I think it’s difficult to be passionate about commuting. I know I speak for about eight million people when I say – as a Londoner – that I hate my journey to work. But this is just another reason why a Hurtigruten cruise is unique: the ships are also fully-functional passenger and freight carriers and so offer a realistic (although pricey) method of daily transport for locals, not just holiday-makers. Indeed, the very name of the company comes from the Norwegian for ‘the Express Route’, which gives the ships a more practical atmosphere on-board – and more chance to stop at dry land.
Trondheim, Norway’s third largest city, was the main port of call on day three of the trip, although the ship stopped off at several small towns along the way, including Molde and Kristiansund. More specifically, we would be visiting Munkholmen – an island off the coast of Trondheim. For such a small piece of land, it boasts a varied history, including housing a former monastery, fortress, prison – and an anti-aircraft gun station. The musty stone dungeon in the heart of the main building is an equally poignant reminder of the island’s past as the enormous artillery gun that looks out over the fjord. It’s hard to imagine the destructive nature of the fortification as I look along the barrel of the gun station and towards the serene blue emptiness ahead.

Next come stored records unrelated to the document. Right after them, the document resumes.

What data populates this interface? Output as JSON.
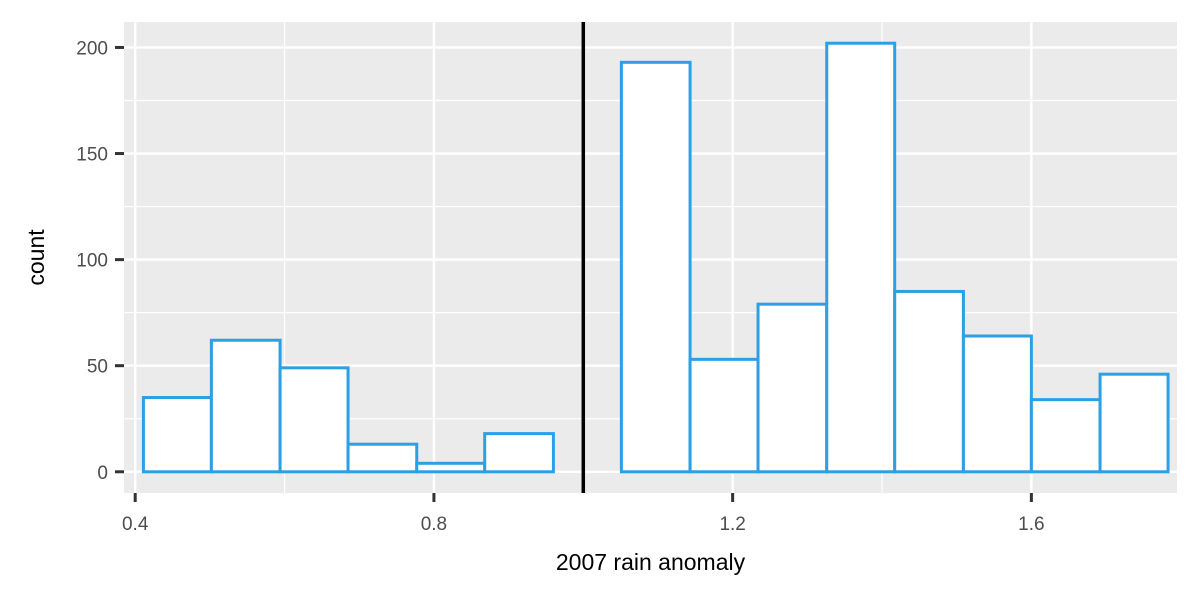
{
  "chart_data": {
    "type": "bar",
    "subtype": "histogram",
    "title": "",
    "xlabel": "2007 rain anomaly",
    "ylabel": "count",
    "xlim": [
      0.385,
      1.795
    ],
    "ylim": [
      -10,
      212
    ],
    "x_ticks": [
      0.4,
      0.8,
      1.2,
      1.6
    ],
    "x_tick_labels": [
      "0.4",
      "0.8",
      "1.2",
      "1.6"
    ],
    "y_ticks": [
      0,
      50,
      100,
      150,
      200
    ],
    "y_tick_labels": [
      "0",
      "50",
      "100",
      "150",
      "200"
    ],
    "bin_width": 0.0915,
    "bins": [
      {
        "x0": 0.411,
        "x1": 0.502,
        "count": 35
      },
      {
        "x0": 0.502,
        "x1": 0.594,
        "count": 62
      },
      {
        "x0": 0.594,
        "x1": 0.685,
        "count": 49
      },
      {
        "x0": 0.685,
        "x1": 0.777,
        "count": 13
      },
      {
        "x0": 0.777,
        "x1": 0.868,
        "count": 4
      },
      {
        "x0": 0.868,
        "x1": 0.96,
        "count": 18
      },
      {
        "x0": 0.96,
        "x1": 1.051,
        "count": 0
      },
      {
        "x0": 1.051,
        "x1": 1.143,
        "count": 193
      },
      {
        "x0": 1.143,
        "x1": 1.234,
        "count": 53
      },
      {
        "x0": 1.234,
        "x1": 1.326,
        "count": 79
      },
      {
        "x0": 1.326,
        "x1": 1.417,
        "count": 202
      },
      {
        "x0": 1.417,
        "x1": 1.509,
        "count": 85
      },
      {
        "x0": 1.509,
        "x1": 1.6,
        "count": 64
      },
      {
        "x0": 1.6,
        "x1": 1.692,
        "count": 34
      },
      {
        "x0": 1.692,
        "x1": 1.783,
        "count": 46
      }
    ],
    "reference_line": {
      "orientation": "vertical",
      "x": 1.0,
      "color": "#000000"
    },
    "bar_fill": "#ffffff",
    "bar_outline": "#2c9fe5",
    "panel_background": "#ebebeb",
    "grid": true,
    "legend": "none"
  }
}
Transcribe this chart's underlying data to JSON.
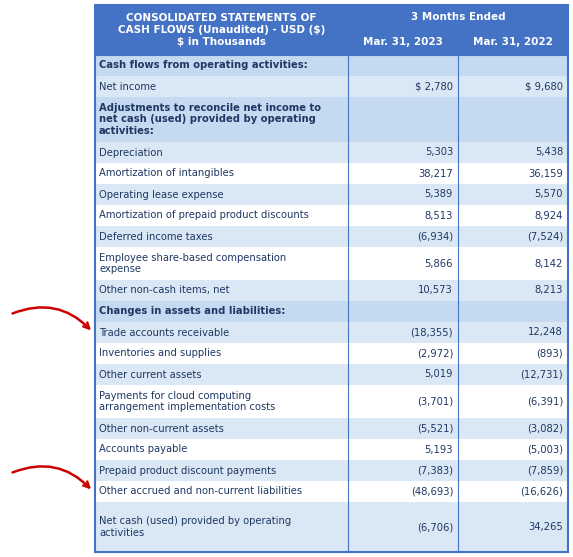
{
  "title_line1": "CONSOLIDATED STATEMENTS OF",
  "title_line2": "CASH FLOWS (Unaudited) - USD ($)",
  "title_line3": "$ in Thousands",
  "col1_header": "3 Months Ended",
  "col1_sub1": "Mar. 31, 2023",
  "col1_sub2": "Mar. 31, 2022",
  "rows": [
    {
      "label": "Cash flows from operating activities:",
      "val1": "",
      "val2": "",
      "bold": true,
      "header_row": true,
      "arrow": false,
      "multiline": false
    },
    {
      "label": "Net income",
      "val1": "$ 2,780",
      "val2": "$ 9,680",
      "bold": false,
      "header_row": false,
      "arrow": false,
      "multiline": false
    },
    {
      "label": "Adjustments to reconcile net income to\nnet cash (used) provided by operating\nactivities:",
      "val1": "",
      "val2": "",
      "bold": true,
      "header_row": true,
      "arrow": false,
      "multiline": true
    },
    {
      "label": "Depreciation",
      "val1": "5,303",
      "val2": "5,438",
      "bold": false,
      "header_row": false,
      "arrow": false,
      "multiline": false
    },
    {
      "label": "Amortization of intangibles",
      "val1": "38,217",
      "val2": "36,159",
      "bold": false,
      "header_row": false,
      "arrow": false,
      "multiline": false
    },
    {
      "label": "Operating lease expense",
      "val1": "5,389",
      "val2": "5,570",
      "bold": false,
      "header_row": false,
      "arrow": false,
      "multiline": false
    },
    {
      "label": "Amortization of prepaid product discounts",
      "val1": "8,513",
      "val2": "8,924",
      "bold": false,
      "header_row": false,
      "arrow": false,
      "multiline": false
    },
    {
      "label": "Deferred income taxes",
      "val1": "(6,934)",
      "val2": "(7,524)",
      "bold": false,
      "header_row": false,
      "arrow": false,
      "multiline": false
    },
    {
      "label": "Employee share-based compensation\nexpense",
      "val1": "5,866",
      "val2": "8,142",
      "bold": false,
      "header_row": false,
      "arrow": false,
      "multiline": true
    },
    {
      "label": "Other non-cash items, net",
      "val1": "10,573",
      "val2": "8,213",
      "bold": false,
      "header_row": false,
      "arrow": false,
      "multiline": false
    },
    {
      "label": "Changes in assets and liabilities:",
      "val1": "",
      "val2": "",
      "bold": true,
      "header_row": true,
      "arrow": false,
      "multiline": false
    },
    {
      "label": "Trade accounts receivable",
      "val1": "(18,355)",
      "val2": "12,248",
      "bold": false,
      "header_row": false,
      "arrow": true,
      "multiline": false
    },
    {
      "label": "Inventories and supplies",
      "val1": "(2,972)",
      "val2": "(893)",
      "bold": false,
      "header_row": false,
      "arrow": false,
      "multiline": false
    },
    {
      "label": "Other current assets",
      "val1": "5,019",
      "val2": "(12,731)",
      "bold": false,
      "header_row": false,
      "arrow": false,
      "multiline": false
    },
    {
      "label": "Payments for cloud computing\narrangement implementation costs",
      "val1": "(3,701)",
      "val2": "(6,391)",
      "bold": false,
      "header_row": false,
      "arrow": false,
      "multiline": true
    },
    {
      "label": "Other non-current assets",
      "val1": "(5,521)",
      "val2": "(3,082)",
      "bold": false,
      "header_row": false,
      "arrow": false,
      "multiline": false
    },
    {
      "label": "Accounts payable",
      "val1": "5,193",
      "val2": "(5,003)",
      "bold": false,
      "header_row": false,
      "arrow": false,
      "multiline": false
    },
    {
      "label": "Prepaid product discount payments",
      "val1": "(7,383)",
      "val2": "(7,859)",
      "bold": false,
      "header_row": false,
      "arrow": false,
      "multiline": false
    },
    {
      "label": "Other accrued and non-current liabilities",
      "val1": "(48,693)",
      "val2": "(16,626)",
      "bold": false,
      "header_row": false,
      "arrow": true,
      "multiline": false
    },
    {
      "label": "Net cash (used) provided by operating\nactivities",
      "val1": "(6,706)",
      "val2": "34,265",
      "bold": false,
      "header_row": false,
      "arrow": false,
      "multiline": true
    }
  ],
  "header_bg": "#4472C4",
  "header_text_color": "#FFFFFF",
  "section_bg": "#C5D9F1",
  "row_bg_alt": "#DAE8F5",
  "row_bg_white": "#FFFFFF",
  "border_color": "#4472C4",
  "arrow_color": "#CC0000",
  "text_color": "#1F3864",
  "figsize": [
    5.73,
    5.57
  ],
  "dpi": 100
}
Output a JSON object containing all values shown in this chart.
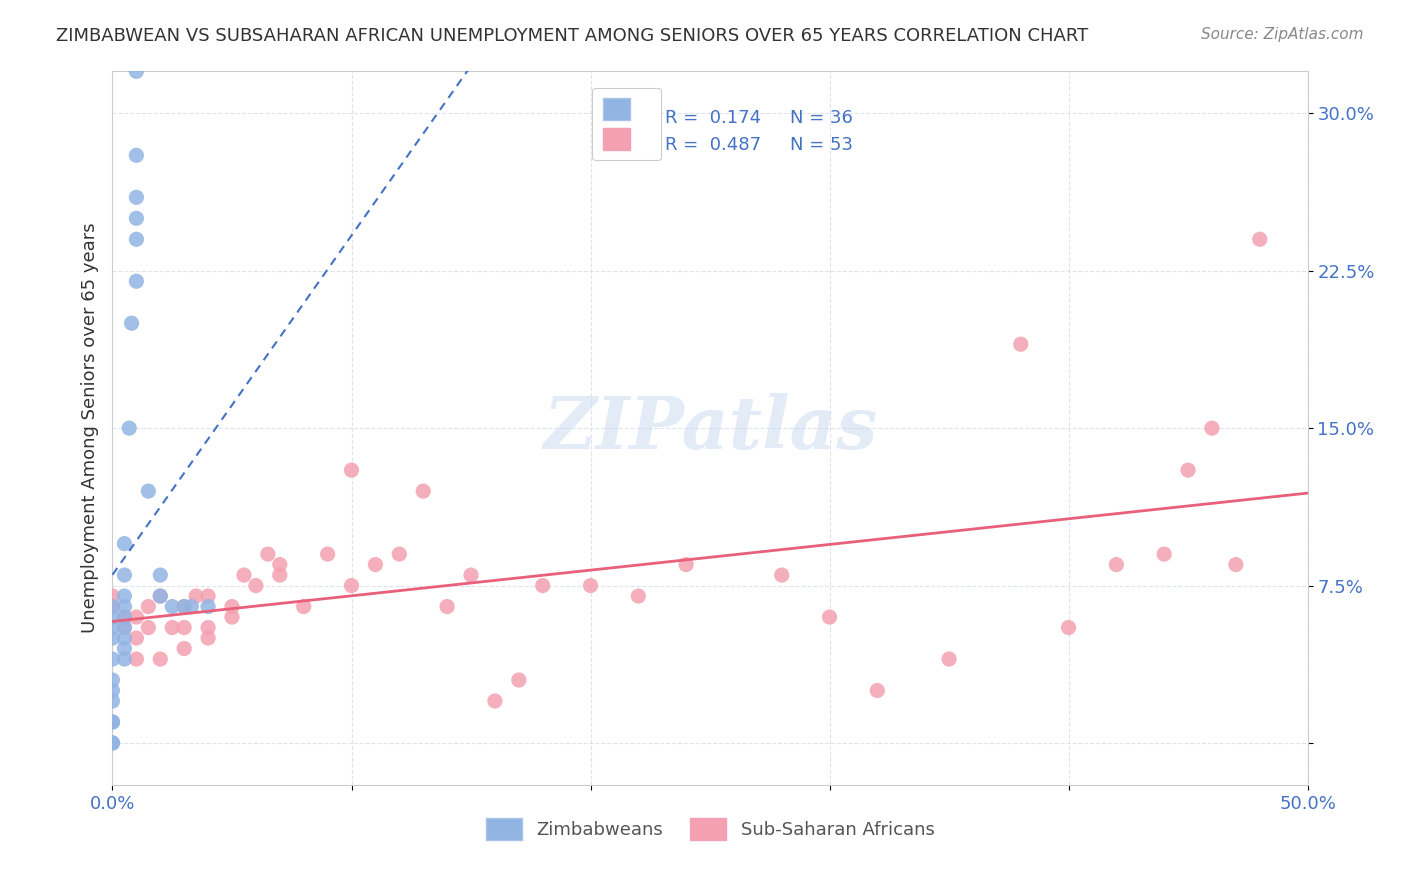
{
  "title": "ZIMBABWEAN VS SUBSAHARAN AFRICAN UNEMPLOYMENT AMONG SENIORS OVER 65 YEARS CORRELATION CHART",
  "source": "Source: ZipAtlas.com",
  "ylabel": "Unemployment Among Seniors over 65 years",
  "xlabel": "",
  "xlim": [
    0.0,
    0.5
  ],
  "ylim": [
    -0.02,
    0.32
  ],
  "xticks": [
    0.0,
    0.1,
    0.2,
    0.3,
    0.4,
    0.5
  ],
  "xticklabels": [
    "0.0%",
    "",
    "",
    "",
    "",
    "50.0%"
  ],
  "yticks": [
    0.0,
    0.075,
    0.15,
    0.225,
    0.3
  ],
  "yticklabels": [
    "",
    "7.5%",
    "15.0%",
    "22.5%",
    "30.0%"
  ],
  "legend_r1": "R =  0.174",
  "legend_n1": "N = 36",
  "legend_r2": "R =  0.487",
  "legend_n2": "N = 53",
  "blue_color": "#92b4e3",
  "pink_color": "#f4a0b0",
  "blue_line_color": "#4472c4",
  "pink_line_color": "#e8607a",
  "watermark": "ZIPatlas",
  "zimbabwe_x": [
    0.0,
    0.0,
    0.0,
    0.0,
    0.0,
    0.0,
    0.0,
    0.0,
    0.0,
    0.0,
    0.0,
    0.0,
    0.005,
    0.005,
    0.005,
    0.005,
    0.005,
    0.005,
    0.005,
    0.005,
    0.005,
    0.007,
    0.008,
    0.01,
    0.01,
    0.01,
    0.01,
    0.01,
    0.01,
    0.015,
    0.02,
    0.02,
    0.025,
    0.03,
    0.033,
    0.04
  ],
  "zimbabwe_y": [
    0.0,
    0.0,
    0.01,
    0.01,
    0.02,
    0.025,
    0.03,
    0.04,
    0.05,
    0.055,
    0.06,
    0.065,
    0.04,
    0.045,
    0.05,
    0.055,
    0.06,
    0.065,
    0.07,
    0.08,
    0.095,
    0.15,
    0.2,
    0.22,
    0.24,
    0.25,
    0.26,
    0.28,
    0.32,
    0.12,
    0.07,
    0.08,
    0.065,
    0.065,
    0.065,
    0.065
  ],
  "subsaharan_x": [
    0.0,
    0.0,
    0.005,
    0.005,
    0.01,
    0.01,
    0.01,
    0.015,
    0.015,
    0.02,
    0.02,
    0.025,
    0.03,
    0.03,
    0.03,
    0.035,
    0.04,
    0.04,
    0.04,
    0.05,
    0.05,
    0.055,
    0.06,
    0.065,
    0.07,
    0.07,
    0.08,
    0.09,
    0.1,
    0.1,
    0.11,
    0.12,
    0.13,
    0.14,
    0.15,
    0.16,
    0.17,
    0.18,
    0.2,
    0.22,
    0.24,
    0.28,
    0.3,
    0.32,
    0.35,
    0.38,
    0.4,
    0.42,
    0.44,
    0.45,
    0.46,
    0.47,
    0.48
  ],
  "subsaharan_y": [
    0.065,
    0.07,
    0.055,
    0.06,
    0.04,
    0.05,
    0.06,
    0.055,
    0.065,
    0.04,
    0.07,
    0.055,
    0.045,
    0.055,
    0.065,
    0.07,
    0.05,
    0.055,
    0.07,
    0.06,
    0.065,
    0.08,
    0.075,
    0.09,
    0.08,
    0.085,
    0.065,
    0.09,
    0.075,
    0.13,
    0.085,
    0.09,
    0.12,
    0.065,
    0.08,
    0.02,
    0.03,
    0.075,
    0.075,
    0.07,
    0.085,
    0.08,
    0.06,
    0.025,
    0.04,
    0.19,
    0.055,
    0.085,
    0.09,
    0.13,
    0.15,
    0.085,
    0.24
  ]
}
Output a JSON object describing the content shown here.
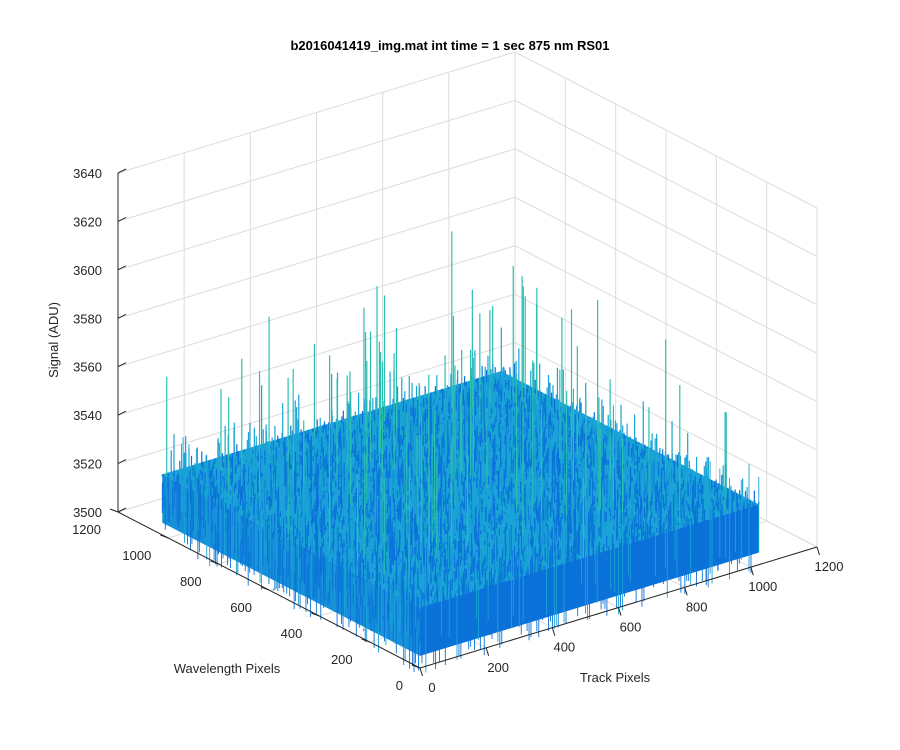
{
  "chart_data": {
    "type": "surface",
    "title": "b2016041419_img.mat int time = 1 sec  875 nm RS01",
    "xlabel": "Track Pixels",
    "ylabel": "Wavelength Pixels",
    "zlabel": "Signal (ADU)",
    "xlim": [
      0,
      1200
    ],
    "ylim": [
      0,
      1200
    ],
    "zlim": [
      3500,
      3640
    ],
    "x_ticks": [
      0,
      200,
      400,
      600,
      800,
      1000,
      1200
    ],
    "y_ticks": [
      0,
      200,
      400,
      600,
      800,
      1000,
      1200
    ],
    "z_ticks": [
      3500,
      3520,
      3540,
      3560,
      3580,
      3600,
      3620,
      3640
    ],
    "data_extent": {
      "x": [
        0,
        1024
      ],
      "y": [
        0,
        1024
      ]
    },
    "signal_mean": 3525,
    "signal_spread": [
      3505,
      3580
    ],
    "grid": true,
    "colormap": "parula",
    "colors": {
      "low": "#0a72d8",
      "mid": "#1aa3d6",
      "high": "#2bbfb0",
      "axis": "#262626",
      "grid": "#dcdcdc"
    }
  }
}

Once back on-board, passengers ready for a rest can choose from the ship’s 474 beds, including two suites at the front of Deck 5 (of seven). There is also room for passengers to sleep in the bars and café areas – which seemed common – making the total capacity up to 622. The rest of the rooms comprise twins (some with upper and lower berths) with wardrobes and desks, and a choice of inside cabins and outside cabins. One of the beds can be folded up into a sofa and the other folded flat against the wall to make a comfortable living space. The en suite has a heated floor which, unsurprisingly, becomes more and more useful as the journey north continues.
It takes something exceptional to make me want to wake up early – especially if it’s not even at a specific moment and just within a window of potential times – but crossing into the Arctic Circle is definitely one of those special events.
Hurtigruten tell customers that the ship will reach the hallowed Polarsirkelen ‘somewhere between 6.45 and 8am’ depending on the schedule. You could be waiting around on top deck in icy polar winds – not that it was at all cold during my trip – for an hour but it’s a special sight you’ll want to wake up for: a metallic sphere, shining proudly from a drab isolated island, designating the limit of the midnight sun. To make it even more interesting, the night before there’s a competition on-board to guess the exact time of crossing, with the winner getting a photobook prize.
For the still sleepy, there’s time to go back to bed until the next excursion – or for the active there’s a small gym and sauna available. On arrival at Bodø, the capital of Nordland country, we boarded RIBs and thrashed out across the water to visit Saltstraumen, a small strait with the strongest tidal current in the world.
This in itself means very little until you see what it represents – a sudden jump in water level in a seemingly innocuous stretch of sea. Skimming over the resultant whirlpools at 30-odd mph is easily the best way to marvel at the view, as the awesome power of manmade machinery swerves around this astonishing force of nature.